Business Press Gets Nasty as Economy Worsens
by Zach Carter
Zach Carter is AlterNet's economics editor. He is a fellow at Campaign for America's Future, and a frequent contributor to The Nation magazine.
September 14, 2010
The economy is terrible. Jobs are nowhere to be found. Wall Street bonuses are through the roof. But mainstream business journalism is still praising the con-men who created this mess, yet attacking anybody who takes real solutions—like government spending to create jobs—seriously.
Whatever corporate journalists say, the American economy will not recover until policymakers and the media acknowledge the mistakes of the past and move forward with a new economic agenda focused on middle-class prosperity, rather than financial evisceration by elites.
As Annie Lowrey notes for The Washington Independent, while President Barack Obama’s economic stimulus package has dramatically slowed the pace of job losses, it hasn’t been enough to make a serious dent in the unemployment rate, which currently stands at 9.6 percent. Without a serious new set of stimulus measures, we’ll see that rate stay near double-digits for years to come.

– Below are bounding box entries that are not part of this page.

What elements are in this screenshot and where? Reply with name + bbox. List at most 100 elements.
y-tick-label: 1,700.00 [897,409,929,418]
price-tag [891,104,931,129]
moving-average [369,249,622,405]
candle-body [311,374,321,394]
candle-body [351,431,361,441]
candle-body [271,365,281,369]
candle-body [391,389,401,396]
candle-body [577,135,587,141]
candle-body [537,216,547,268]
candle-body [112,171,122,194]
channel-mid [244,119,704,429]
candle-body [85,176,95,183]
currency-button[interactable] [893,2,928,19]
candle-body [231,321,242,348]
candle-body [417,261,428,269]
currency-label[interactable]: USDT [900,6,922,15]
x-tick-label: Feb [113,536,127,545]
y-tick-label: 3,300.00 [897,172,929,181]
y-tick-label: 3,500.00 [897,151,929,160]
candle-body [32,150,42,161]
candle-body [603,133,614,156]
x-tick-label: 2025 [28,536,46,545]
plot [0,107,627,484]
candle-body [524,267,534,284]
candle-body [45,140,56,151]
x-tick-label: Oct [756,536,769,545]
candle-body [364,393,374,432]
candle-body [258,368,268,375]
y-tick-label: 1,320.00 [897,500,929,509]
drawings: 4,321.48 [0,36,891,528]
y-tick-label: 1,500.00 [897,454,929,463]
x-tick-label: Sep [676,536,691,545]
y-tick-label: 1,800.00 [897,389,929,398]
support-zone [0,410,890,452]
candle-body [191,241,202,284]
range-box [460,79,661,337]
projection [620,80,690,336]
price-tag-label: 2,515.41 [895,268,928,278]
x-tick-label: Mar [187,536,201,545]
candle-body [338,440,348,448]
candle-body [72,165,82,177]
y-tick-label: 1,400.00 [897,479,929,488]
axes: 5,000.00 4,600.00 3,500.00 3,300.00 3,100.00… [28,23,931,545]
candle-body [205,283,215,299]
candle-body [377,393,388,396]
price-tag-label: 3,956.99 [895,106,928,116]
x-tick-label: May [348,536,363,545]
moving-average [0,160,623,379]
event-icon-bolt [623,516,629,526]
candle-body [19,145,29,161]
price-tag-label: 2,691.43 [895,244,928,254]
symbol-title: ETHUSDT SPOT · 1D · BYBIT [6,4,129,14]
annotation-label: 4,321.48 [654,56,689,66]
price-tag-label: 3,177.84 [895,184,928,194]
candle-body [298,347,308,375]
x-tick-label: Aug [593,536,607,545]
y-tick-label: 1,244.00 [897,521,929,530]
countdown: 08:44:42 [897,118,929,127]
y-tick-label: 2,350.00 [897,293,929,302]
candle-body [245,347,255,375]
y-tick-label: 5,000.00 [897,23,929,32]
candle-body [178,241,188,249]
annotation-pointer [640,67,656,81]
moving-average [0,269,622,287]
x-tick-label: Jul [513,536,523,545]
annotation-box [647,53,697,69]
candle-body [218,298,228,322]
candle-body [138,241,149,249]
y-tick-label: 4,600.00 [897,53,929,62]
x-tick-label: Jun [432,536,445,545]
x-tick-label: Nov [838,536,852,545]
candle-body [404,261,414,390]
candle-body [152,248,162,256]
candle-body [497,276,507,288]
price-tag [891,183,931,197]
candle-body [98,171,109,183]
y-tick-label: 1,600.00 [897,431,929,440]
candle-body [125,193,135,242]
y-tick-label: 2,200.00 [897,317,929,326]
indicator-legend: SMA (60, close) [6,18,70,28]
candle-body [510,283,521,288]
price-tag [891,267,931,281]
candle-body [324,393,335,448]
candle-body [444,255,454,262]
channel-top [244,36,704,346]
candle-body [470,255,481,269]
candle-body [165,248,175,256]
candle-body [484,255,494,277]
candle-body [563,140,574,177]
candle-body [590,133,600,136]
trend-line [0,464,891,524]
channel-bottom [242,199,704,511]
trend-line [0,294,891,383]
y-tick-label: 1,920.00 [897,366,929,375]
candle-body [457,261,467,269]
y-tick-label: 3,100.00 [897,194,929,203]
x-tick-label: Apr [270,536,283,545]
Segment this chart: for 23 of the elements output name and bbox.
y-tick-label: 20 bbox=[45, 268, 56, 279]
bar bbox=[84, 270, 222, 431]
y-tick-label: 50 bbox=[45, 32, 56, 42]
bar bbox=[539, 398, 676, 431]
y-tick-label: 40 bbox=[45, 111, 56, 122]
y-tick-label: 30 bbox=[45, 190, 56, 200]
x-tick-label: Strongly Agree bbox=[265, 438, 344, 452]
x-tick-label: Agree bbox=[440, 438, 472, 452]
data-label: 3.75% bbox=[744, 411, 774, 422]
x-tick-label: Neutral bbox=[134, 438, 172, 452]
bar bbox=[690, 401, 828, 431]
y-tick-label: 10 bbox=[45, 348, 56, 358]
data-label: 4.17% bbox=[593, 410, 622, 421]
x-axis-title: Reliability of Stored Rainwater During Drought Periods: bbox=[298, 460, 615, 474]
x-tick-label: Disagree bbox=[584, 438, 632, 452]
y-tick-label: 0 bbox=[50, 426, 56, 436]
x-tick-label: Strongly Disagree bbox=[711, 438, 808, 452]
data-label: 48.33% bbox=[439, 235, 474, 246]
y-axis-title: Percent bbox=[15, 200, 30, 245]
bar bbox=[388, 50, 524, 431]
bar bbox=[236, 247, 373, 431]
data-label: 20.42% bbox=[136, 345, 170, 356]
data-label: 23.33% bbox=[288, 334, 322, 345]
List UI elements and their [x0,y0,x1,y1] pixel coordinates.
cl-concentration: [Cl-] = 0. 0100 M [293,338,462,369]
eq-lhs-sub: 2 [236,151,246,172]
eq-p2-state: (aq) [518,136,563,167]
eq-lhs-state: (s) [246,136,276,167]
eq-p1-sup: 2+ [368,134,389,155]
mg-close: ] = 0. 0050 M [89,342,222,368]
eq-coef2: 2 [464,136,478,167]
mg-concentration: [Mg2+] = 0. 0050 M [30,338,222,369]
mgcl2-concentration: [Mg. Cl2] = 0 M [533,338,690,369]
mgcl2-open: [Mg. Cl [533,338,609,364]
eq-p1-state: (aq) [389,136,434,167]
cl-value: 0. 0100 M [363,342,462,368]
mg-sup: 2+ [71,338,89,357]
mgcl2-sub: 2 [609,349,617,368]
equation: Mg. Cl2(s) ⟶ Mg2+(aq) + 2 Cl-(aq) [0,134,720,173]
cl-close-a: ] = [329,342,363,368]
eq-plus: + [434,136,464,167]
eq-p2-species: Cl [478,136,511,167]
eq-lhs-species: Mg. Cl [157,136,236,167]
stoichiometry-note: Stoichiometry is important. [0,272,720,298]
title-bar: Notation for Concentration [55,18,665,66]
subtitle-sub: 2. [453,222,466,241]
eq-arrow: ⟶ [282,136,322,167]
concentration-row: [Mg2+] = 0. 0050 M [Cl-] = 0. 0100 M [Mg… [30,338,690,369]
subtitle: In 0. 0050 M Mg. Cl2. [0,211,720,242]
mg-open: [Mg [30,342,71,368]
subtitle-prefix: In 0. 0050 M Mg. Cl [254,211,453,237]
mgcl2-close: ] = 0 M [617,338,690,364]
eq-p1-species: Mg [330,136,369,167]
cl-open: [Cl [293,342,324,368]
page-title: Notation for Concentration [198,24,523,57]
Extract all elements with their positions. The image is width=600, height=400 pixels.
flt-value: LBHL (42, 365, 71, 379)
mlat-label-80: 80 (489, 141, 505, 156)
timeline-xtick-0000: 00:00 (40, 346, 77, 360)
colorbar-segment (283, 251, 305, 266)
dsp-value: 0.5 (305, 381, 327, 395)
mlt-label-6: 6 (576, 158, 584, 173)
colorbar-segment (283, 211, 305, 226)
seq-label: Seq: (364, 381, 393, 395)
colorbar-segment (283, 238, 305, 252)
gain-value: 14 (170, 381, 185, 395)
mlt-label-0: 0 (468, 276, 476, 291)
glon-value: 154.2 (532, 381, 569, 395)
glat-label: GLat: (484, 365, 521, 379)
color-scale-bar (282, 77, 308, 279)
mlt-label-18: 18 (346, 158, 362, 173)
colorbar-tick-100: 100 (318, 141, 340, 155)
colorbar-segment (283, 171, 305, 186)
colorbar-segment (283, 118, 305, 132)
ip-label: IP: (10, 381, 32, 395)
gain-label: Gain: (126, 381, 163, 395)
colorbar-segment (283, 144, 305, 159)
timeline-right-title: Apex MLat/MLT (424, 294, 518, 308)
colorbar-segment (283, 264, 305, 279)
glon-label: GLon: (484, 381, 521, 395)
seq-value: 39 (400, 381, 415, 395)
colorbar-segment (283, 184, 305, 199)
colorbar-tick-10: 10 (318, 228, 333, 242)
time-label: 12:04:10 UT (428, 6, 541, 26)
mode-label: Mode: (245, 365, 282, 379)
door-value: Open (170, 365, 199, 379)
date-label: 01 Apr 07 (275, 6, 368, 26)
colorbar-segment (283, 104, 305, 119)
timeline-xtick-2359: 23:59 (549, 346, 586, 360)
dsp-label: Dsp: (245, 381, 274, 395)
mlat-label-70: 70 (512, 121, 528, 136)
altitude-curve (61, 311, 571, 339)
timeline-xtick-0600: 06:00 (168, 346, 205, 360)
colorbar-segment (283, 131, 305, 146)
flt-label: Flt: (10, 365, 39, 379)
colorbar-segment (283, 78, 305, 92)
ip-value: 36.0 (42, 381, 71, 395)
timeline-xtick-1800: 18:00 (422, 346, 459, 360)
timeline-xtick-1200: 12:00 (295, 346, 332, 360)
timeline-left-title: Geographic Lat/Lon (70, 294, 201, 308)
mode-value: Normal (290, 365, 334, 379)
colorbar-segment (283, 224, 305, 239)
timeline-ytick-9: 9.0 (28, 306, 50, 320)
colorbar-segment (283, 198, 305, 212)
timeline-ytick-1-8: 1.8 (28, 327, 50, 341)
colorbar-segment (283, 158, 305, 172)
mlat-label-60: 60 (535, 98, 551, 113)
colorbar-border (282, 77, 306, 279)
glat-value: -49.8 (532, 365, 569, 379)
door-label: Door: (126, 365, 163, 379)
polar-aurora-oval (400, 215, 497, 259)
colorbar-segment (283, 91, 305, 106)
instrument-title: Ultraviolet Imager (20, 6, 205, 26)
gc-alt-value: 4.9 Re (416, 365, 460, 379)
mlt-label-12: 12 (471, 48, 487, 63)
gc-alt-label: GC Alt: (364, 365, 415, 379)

We need a robust government plan to create jobs, which means lots of spending for government hiring, expanded benefits for the unemployed, and robust government investments in the national infrastructure. All of these things will cost money, but if we don’t put people back to work, the resulting lack of economic growth will make the federal budget deficit far worse than the jobs spending will.
Helping the middle class isn’t “antibusiness,” it’s common-sense economics. If all of our economic policies are geared toward throwing money at the rich, we’ll just watch rich people hoard most of that money. Repairing our economy requires repairing the middle class. That means lots of jobs—and in a deep recession, only the government can provide those jobs.